DeepSearch Technology

We’ve completely reimagined what plagiarism prevention technology can do with fine-tuned algorithms that dive deep into the internet, and millions of other sources. DeepSearch gives you the confidence and peace of mind that no other technology can match. It’s never been easier to save time and preserve academic integrity.

Compare your text with billions of sources

20 million books
We've amassed one of the largest searchable databases of books in the world.
35 billion webpages
Crawling the web and searching it in milliseconds is no trivial task. Our search engine is built from scratch specifically for plagiarism detection.
1 million journals
Our growing collection of academic journals is updated regularly

Technical Overview

Contextual Analysis & Conditional scoring

The DeepSearch algorithm goes beyond simple word matching, with what we call “contextual” plagiarism. Contextual plagiarism is a sentence or phrase that is not likely to plagiarized on its own, but in the context of other text, is very likely to be plagiarized; in other words, it is a conditional probability. This may sound confusing, so lets look at a simple example. Consider the following text:

"Stegosaurus and related genera were herbivores.
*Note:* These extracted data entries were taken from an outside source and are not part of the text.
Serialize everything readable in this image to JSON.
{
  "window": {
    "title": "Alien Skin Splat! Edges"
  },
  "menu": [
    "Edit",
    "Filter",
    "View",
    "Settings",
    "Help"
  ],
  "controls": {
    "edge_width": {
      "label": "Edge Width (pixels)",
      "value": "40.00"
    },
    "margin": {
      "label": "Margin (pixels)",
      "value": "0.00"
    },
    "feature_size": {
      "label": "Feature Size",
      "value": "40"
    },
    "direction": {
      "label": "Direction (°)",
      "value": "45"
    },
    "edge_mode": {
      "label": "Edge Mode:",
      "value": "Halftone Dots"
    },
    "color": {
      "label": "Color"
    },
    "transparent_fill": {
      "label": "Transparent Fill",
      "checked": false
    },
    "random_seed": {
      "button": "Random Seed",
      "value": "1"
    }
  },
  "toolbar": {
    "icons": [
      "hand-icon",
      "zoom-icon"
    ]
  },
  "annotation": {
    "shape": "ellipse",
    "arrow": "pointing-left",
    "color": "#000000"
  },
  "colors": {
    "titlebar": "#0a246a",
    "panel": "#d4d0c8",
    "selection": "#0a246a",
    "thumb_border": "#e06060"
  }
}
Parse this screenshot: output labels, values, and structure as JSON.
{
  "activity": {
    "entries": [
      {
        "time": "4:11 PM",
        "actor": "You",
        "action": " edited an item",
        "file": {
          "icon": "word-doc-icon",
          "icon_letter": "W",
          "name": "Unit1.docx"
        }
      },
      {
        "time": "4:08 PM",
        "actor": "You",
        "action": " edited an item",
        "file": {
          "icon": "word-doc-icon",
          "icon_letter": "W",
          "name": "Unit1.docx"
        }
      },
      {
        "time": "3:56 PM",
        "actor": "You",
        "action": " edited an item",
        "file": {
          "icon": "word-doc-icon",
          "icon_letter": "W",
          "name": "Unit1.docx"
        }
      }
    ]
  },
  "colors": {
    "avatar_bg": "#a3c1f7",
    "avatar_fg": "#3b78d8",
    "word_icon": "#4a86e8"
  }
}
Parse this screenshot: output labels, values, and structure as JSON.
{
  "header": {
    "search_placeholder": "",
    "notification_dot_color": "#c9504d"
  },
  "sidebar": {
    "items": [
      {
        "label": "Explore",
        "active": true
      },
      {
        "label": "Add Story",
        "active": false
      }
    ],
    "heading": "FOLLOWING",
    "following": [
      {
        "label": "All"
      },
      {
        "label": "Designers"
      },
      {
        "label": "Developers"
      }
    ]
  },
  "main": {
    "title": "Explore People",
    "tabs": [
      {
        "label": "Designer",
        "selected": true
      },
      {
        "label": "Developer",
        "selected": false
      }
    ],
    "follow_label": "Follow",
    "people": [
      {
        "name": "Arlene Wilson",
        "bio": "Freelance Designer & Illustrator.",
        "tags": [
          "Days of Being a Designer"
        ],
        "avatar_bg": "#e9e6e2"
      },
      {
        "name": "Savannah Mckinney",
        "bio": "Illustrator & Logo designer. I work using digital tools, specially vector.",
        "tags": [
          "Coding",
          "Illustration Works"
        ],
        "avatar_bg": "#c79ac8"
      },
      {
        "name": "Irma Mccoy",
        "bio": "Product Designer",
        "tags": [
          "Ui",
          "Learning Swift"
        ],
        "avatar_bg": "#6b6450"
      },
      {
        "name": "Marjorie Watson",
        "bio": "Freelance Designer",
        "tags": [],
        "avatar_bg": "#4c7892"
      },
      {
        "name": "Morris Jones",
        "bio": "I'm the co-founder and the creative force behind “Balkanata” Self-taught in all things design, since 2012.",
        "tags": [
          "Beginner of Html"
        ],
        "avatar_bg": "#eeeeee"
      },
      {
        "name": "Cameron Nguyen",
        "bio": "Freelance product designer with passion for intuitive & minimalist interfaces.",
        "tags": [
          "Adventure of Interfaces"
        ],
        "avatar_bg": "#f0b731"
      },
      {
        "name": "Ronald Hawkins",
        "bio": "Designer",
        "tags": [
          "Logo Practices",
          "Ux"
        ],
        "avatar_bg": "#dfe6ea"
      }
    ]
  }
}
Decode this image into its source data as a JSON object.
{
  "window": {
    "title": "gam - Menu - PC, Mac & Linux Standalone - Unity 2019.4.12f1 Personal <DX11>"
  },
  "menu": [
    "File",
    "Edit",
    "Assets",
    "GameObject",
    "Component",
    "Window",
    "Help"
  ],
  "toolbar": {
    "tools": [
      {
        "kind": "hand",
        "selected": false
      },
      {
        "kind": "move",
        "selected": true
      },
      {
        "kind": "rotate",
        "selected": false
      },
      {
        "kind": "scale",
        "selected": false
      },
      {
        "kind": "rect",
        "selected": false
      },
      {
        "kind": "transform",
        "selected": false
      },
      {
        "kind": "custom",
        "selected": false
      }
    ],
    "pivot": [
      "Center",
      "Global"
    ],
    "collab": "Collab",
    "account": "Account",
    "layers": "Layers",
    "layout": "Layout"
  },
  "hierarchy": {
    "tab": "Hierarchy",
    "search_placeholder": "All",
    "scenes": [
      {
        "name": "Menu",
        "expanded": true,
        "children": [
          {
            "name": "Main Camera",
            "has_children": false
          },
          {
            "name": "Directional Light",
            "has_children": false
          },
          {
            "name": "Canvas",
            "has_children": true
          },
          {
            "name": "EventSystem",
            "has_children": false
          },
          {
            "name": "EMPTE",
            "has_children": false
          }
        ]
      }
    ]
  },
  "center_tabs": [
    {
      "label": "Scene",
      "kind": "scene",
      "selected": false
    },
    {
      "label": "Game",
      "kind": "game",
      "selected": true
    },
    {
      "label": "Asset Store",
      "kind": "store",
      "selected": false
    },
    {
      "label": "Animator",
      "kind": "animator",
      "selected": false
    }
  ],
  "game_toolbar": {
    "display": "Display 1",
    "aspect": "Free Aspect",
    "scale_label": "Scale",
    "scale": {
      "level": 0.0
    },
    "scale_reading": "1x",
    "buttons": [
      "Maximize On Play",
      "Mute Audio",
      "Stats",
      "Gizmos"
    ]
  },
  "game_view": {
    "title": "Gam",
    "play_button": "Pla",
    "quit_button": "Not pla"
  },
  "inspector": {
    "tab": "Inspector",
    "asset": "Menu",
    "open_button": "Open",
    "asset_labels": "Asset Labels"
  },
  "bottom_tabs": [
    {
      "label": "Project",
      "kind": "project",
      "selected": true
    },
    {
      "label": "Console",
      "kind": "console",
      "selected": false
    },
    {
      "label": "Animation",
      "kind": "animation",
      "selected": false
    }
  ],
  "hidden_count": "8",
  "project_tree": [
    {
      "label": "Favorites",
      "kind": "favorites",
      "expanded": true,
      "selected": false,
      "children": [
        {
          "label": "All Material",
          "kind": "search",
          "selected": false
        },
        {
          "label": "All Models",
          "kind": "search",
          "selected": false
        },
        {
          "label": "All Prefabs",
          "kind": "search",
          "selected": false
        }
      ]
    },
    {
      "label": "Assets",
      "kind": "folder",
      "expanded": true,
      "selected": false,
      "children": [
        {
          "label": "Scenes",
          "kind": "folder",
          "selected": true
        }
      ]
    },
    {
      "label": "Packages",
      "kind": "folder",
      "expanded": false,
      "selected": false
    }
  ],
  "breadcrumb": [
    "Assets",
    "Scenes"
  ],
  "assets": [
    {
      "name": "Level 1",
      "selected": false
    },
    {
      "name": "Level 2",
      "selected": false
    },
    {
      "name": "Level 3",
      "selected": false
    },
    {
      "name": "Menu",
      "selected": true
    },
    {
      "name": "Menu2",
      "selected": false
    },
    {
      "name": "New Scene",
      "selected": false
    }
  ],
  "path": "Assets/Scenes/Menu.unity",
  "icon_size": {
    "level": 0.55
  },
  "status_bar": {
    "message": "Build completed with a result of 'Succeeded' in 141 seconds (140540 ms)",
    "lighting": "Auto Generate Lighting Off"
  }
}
However, their teeth and jaws are very different from those of other herbivorous ornithischian dinosaurs, suggesting a different feeding strategy that is not yet well understood." source:

If DeepSearch analyzed the first sentence all by itself (not in the context of its neighboring sentence after it), the probability that it is plagiarized would be lower than it is in this context. Intuitively this makes sense because it is a relatively short phrase at only 6 words, 50% of which are very common (“and”, “related”, and “were”). So it is not necessarily unlikely that two people could write that exact same phrase–as it is fairly factual, and contains no personal opinions or other highly unique components. Considering the second sentence now; this sentence is very different in that even if it were all by itself, DeepSearch would have enough information to conclude a high enough probability of plagiarism to mark it as a match, because the probability that two people happen to write that exact same sentence by chance is so low that you should expect it to never happen. Using the knowledge of the two sentences, DeepSearch uses the new conditional probability to update the score of the first sentence, based on the knowledge that the second sentence is almost certainly plagiarized (and found on the exact same source)! In other words, a very common phrase can be marked as a match depending on its context. This is useful because it provides a more thoughtful analysis to your text, and helps avoid erroneous matches.

Near-exact matching

Our technology goes beyond simple string matching. Our DeepSearch algorithm can even find text that has been slightly rewritten. The reason for this feature is due to the rising problem of near-duplicate content, where only 1 or 2 words were changed, but the text is clearly still plagiarized. This presents an interesting challenge to other plagiarism detection technologies, but DeepSearch is built to handle it all. There becomes a point when a piece of text has been changed so much that it is no longer a close enough match to the original text, and thus won't be labeled as a match. Our technology is smart enough to decide which phrases to mark as a match, based on how similar it is to the source. We calculate similarity based on many different technical factors, and cutting-edge machine learning techniques.